Sumber: http://amar.tavanir.org.ir
Ambisi Iran
untuk mempengaruhi negara-negara kawasan lewat penjualan listrik,
sepertinya seimbang dengan rencana Iran yang akan membangun reaktor nuklir untuk pembangkit listrik,
walaupun juga untuk kebutuhan domestik Iran juga. Iran masih berencana
memperluas pasar penjualan daya listriknya ke negara-negara tetangga.
Selain mencari pasar penjualan, Iran bersama Rusia, dan China termasuk concern
berinvestasi pembangunan pembangkit listrik di Asia Tengah. Selain
sebagai perluasan pengaruh geopolitik, juga untuk memasok kebutuhan
energinya sendiri (seperti ke China). Tiga negara ini mendorong negara
Asia Tengah untuk menjual ke luar negara bersangkutan. Tiga negara ini
terlibat pendanaan pembangunan di negara-negara seperti Tajikistan dan
Kazakhstan.

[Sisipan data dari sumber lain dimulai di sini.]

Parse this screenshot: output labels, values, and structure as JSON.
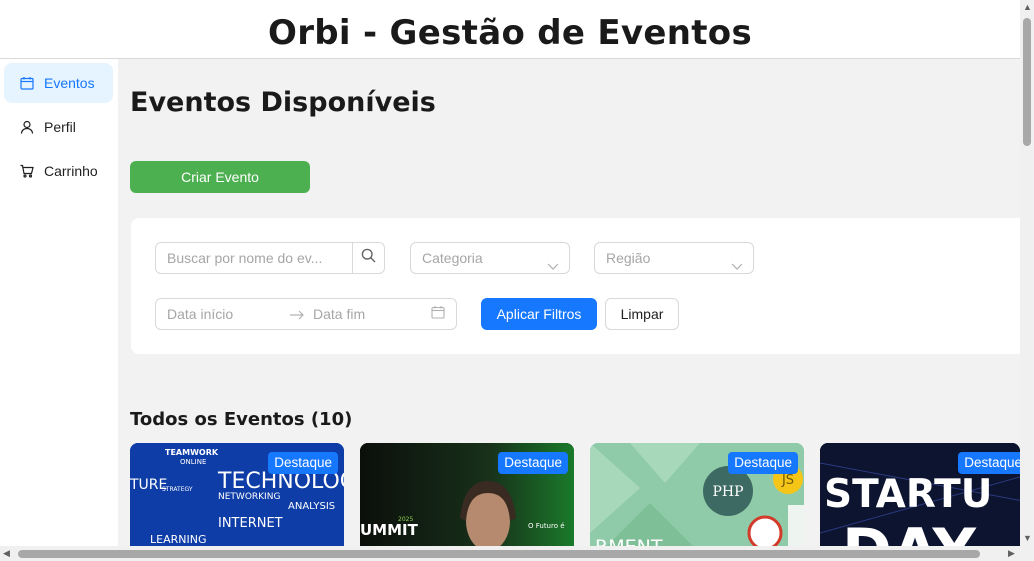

Tercatat, tidak ada perusahaan asal AS satu pun yang
terlibat di pengembangan pembangkit listrik di Asia Tengah.
Gerakan bisnis
energi listrik Iran, Rusia, dan China bisa jadi membuat gerah AS.
Secara geopolitik energi, gerakan tiga serangkai (Iran, Rusia, dan
China) secara tidak langsung akan membuat negara-negara kawasan Asia
Tengah ataupun Asia Selatan akan tergantung pada tiga negara tersebut,
dan mengurangi pengaruh dominasi AS.